Grupo Salinas
- Type: Mexican conglomerate
- Industry: Sports, automobiles, internet, media
- Founded: 1906 (as Salinas y Rocha)
- Founder: Benjamín Ricardo Salinas Westrup; Joel Rocha;
- Headquarters: Tlalpan, Mexico City, Mexico.
- Area served: Worldwide
- Key people: (CEO); Ricardo Salinas Pliego
- Number of employees: 110,000 (2020)
- Website: www.gruposalinas.com

= Grupo Salinas =

Mexican corporate conglomerate

Grupo Salinas is a corporate conglomerate formed in 2001 by several Mexican companies. The group consists of TV Azteca, Grupo Elektra, Telecosmo, and Italika. Each of these companies operates independently with its own management and board of directors.

==History==
The origin of Grupo Salinas begins with a store called Salinas y Rocha founded in 1906 in Monterrey. It was founded by businessmen
Benjamín Ricardo Salinas Westrup and Joel Rocha.

In 1950, Grupo Elektra began as a radio factory. Two years later, the company began manufacturing television sets and increased its workforce to 70 employees. Elektra began selling products directly to consumers in 1954. In 1957, Elektra retail stores incorporated credit programs. By 1968, Elektra had 12 stores in the region and by 1987, 59 stores. Elektra Group was listed on the Bolsa Mexicana de Valores, the Mexican Stock Exchange, in 1993.
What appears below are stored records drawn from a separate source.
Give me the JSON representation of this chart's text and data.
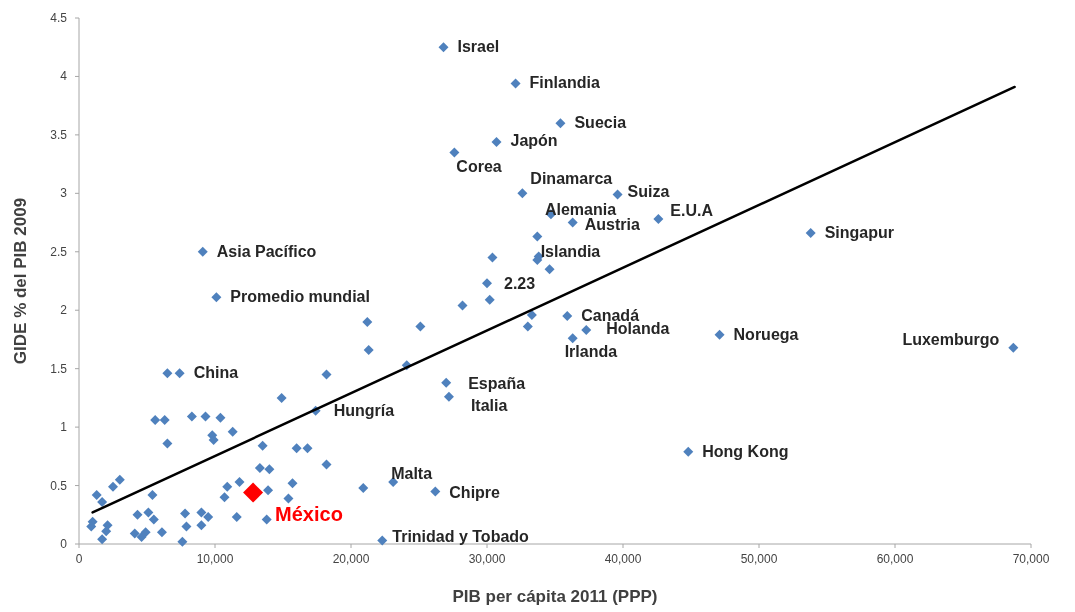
{
  "chart_data": {
    "type": "scatter",
    "xlabel": "PIB per cápita 2011 (PPP)",
    "ylabel": "GIDE % del PIB 2009",
    "marker": "diamond",
    "grid": false,
    "xlim": [
      0,
      70000
    ],
    "xticks": [
      0,
      {
        "value": 10000,
        "label": "10,000"
      },
      {
        "value": 20000,
        "label": "20,000"
      },
      {
        "value": 30000,
        "label": "30,000"
      },
      {
        "value": 40000,
        "label": "40,000"
      },
      {
        "value": 50000,
        "label": "50,000"
      },
      {
        "value": 60000,
        "label": "60,000"
      },
      {
        "value": 70000,
        "label": "70,000"
      }
    ],
    "ylim": [
      0,
      4.5
    ],
    "yticks": [
      0,
      0.5,
      1,
      1.5,
      2,
      2.5,
      3,
      3.5,
      4,
      4.5
    ],
    "series": [
      {
        "color": "#4f81bd",
        "x": [
          26800,
          32100,
          35400,
          30700,
          27600,
          32600,
          39600,
          34700,
          36300,
          42600,
          53800,
          33700,
          33800,
          33700,
          34600,
          30400,
          30000,
          30200,
          28200,
          25100,
          33300,
          33000,
          35900,
          37300,
          36300,
          47100,
          68700,
          44800,
          9100,
          10100,
          21200,
          21300,
          18200,
          6500,
          7400,
          14900,
          17400,
          5600,
          6300,
          8300,
          9300,
          10400,
          6500,
          9800,
          9900,
          11300,
          13500,
          16000,
          16800,
          18200,
          13300,
          14000,
          20900,
          11800,
          10900,
          10700,
          13900,
          15700,
          15400,
          11600,
          13800,
          3000,
          2500,
          1300,
          1700,
          5400,
          1000,
          900,
          2100,
          2000,
          1700,
          4300,
          5100,
          5500,
          4100,
          4600,
          4900,
          6100,
          7800,
          7900,
          7600,
          9000,
          9500,
          9000,
          23100,
          26200,
          22300,
          27000,
          27200,
          24100
        ],
        "values": [
          4.25,
          3.94,
          3.6,
          3.44,
          3.35,
          3.0,
          2.99,
          2.82,
          2.75,
          2.78,
          2.66,
          2.63,
          2.46,
          2.43,
          2.35,
          2.45,
          2.23,
          2.09,
          2.04,
          1.86,
          1.96,
          1.86,
          1.95,
          1.83,
          1.76,
          1.79,
          1.68,
          0.79,
          2.5,
          2.11,
          1.9,
          1.66,
          1.45,
          1.46,
          1.46,
          1.25,
          1.14,
          1.06,
          1.06,
          1.09,
          1.09,
          1.08,
          0.86,
          0.93,
          0.89,
          0.96,
          0.84,
          0.82,
          0.82,
          0.68,
          0.65,
          0.64,
          0.48,
          0.53,
          0.49,
          0.4,
          0.46,
          0.52,
          0.39,
          0.23,
          0.21,
          0.55,
          0.49,
          0.42,
          0.36,
          0.42,
          0.19,
          0.15,
          0.16,
          0.11,
          0.04,
          0.25,
          0.27,
          0.21,
          0.09,
          0.06,
          0.1,
          0.1,
          0.26,
          0.15,
          0.02,
          0.27,
          0.23,
          0.16,
          0.53,
          0.45,
          0.03,
          1.38,
          1.26,
          1.53
        ]
      },
      {
        "name": "México",
        "color": "#ff0000",
        "x": [
          12800
        ],
        "values": [
          0.44
        ]
      },
      {
        "type": "line",
        "marker": "none",
        "color": "#000000",
        "x": [
          1000,
          68800
        ],
        "values": [
          0.27,
          3.91
        ]
      }
    ],
    "annotations": [
      {
        "text": "Israel",
        "x": 26800,
        "y": 4.25
      },
      {
        "text": "Finlandia",
        "x": 32100,
        "y": 3.94
      },
      {
        "text": "Suecia",
        "x": 35400,
        "y": 3.6
      },
      {
        "text": "Japón",
        "x": 30700,
        "y": 3.44
      },
      {
        "text": "Corea",
        "x": 27600,
        "y": 3.35
      },
      {
        "text": "Dinamarca",
        "x": 32600,
        "y": 3.0
      },
      {
        "text": "Suiza",
        "x": 39600,
        "y": 2.99
      },
      {
        "text": "Alemania",
        "x": 34700,
        "y": 2.82
      },
      {
        "text": "Austria",
        "x": 36300,
        "y": 2.75
      },
      {
        "text": "E.U.A",
        "x": 42600,
        "y": 2.78
      },
      {
        "text": "Singapur",
        "x": 53800,
        "y": 2.66
      },
      {
        "text": "Islandia",
        "x": 33800,
        "y": 2.46
      },
      {
        "text": "2.23",
        "x": 30000,
        "y": 2.23
      },
      {
        "text": "Asia Pacífico",
        "x": 9100,
        "y": 2.5
      },
      {
        "text": "Promedio mundial",
        "x": 10100,
        "y": 2.11
      },
      {
        "text": "Canadá",
        "x": 35900,
        "y": 1.95
      },
      {
        "text": "Holanda",
        "x": 37300,
        "y": 1.83
      },
      {
        "text": "Irlanda",
        "x": 36300,
        "y": 1.76
      },
      {
        "text": "Noruega",
        "x": 47100,
        "y": 1.79
      },
      {
        "text": "Luxemburgo",
        "x": 68700,
        "y": 1.68
      },
      {
        "text": "China",
        "x": 7400,
        "y": 1.46
      },
      {
        "text": "España",
        "x": 27000,
        "y": 1.38
      },
      {
        "text": "Italia",
        "x": 27200,
        "y": 1.26
      },
      {
        "text": "Hungría",
        "x": 17400,
        "y": 1.14
      },
      {
        "text": "Hong Kong",
        "x": 44800,
        "y": 0.79
      },
      {
        "text": "Malta",
        "x": 23100,
        "y": 0.53
      },
      {
        "text": "Chipre",
        "x": 26200,
        "y": 0.45
      },
      {
        "text": "Trinidad y Tobado",
        "x": 22300,
        "y": 0.03
      }
    ]
  }
}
In 1993, Grupo Elektra bought the Imevisión government television network and renamed it as TV Azteca. The network went public with an initial public offering on the Mexican and New York stock exchanges in 1997.

In 2012, Grupo Elektra acquired payday lender Advance America for an estimated US$780 million.

In 2003, Grupo Salinas purchased the telecommunications company Iusacell and the mobile phone company Unefón. Iusacell was sold to AT&T in 2014, and was later rebranded as AT&T Mexico. Unefón was also sold to AT&T Mexico.

In March 2019, Grupo Salinas made an investment of an undisclosed amount in OneWeb, a company developing and fielding a satellite internet constellation to deliver broadband internet services. The total raise was to help build out the operational system following a successful first launch of technology that had been under development since 2015.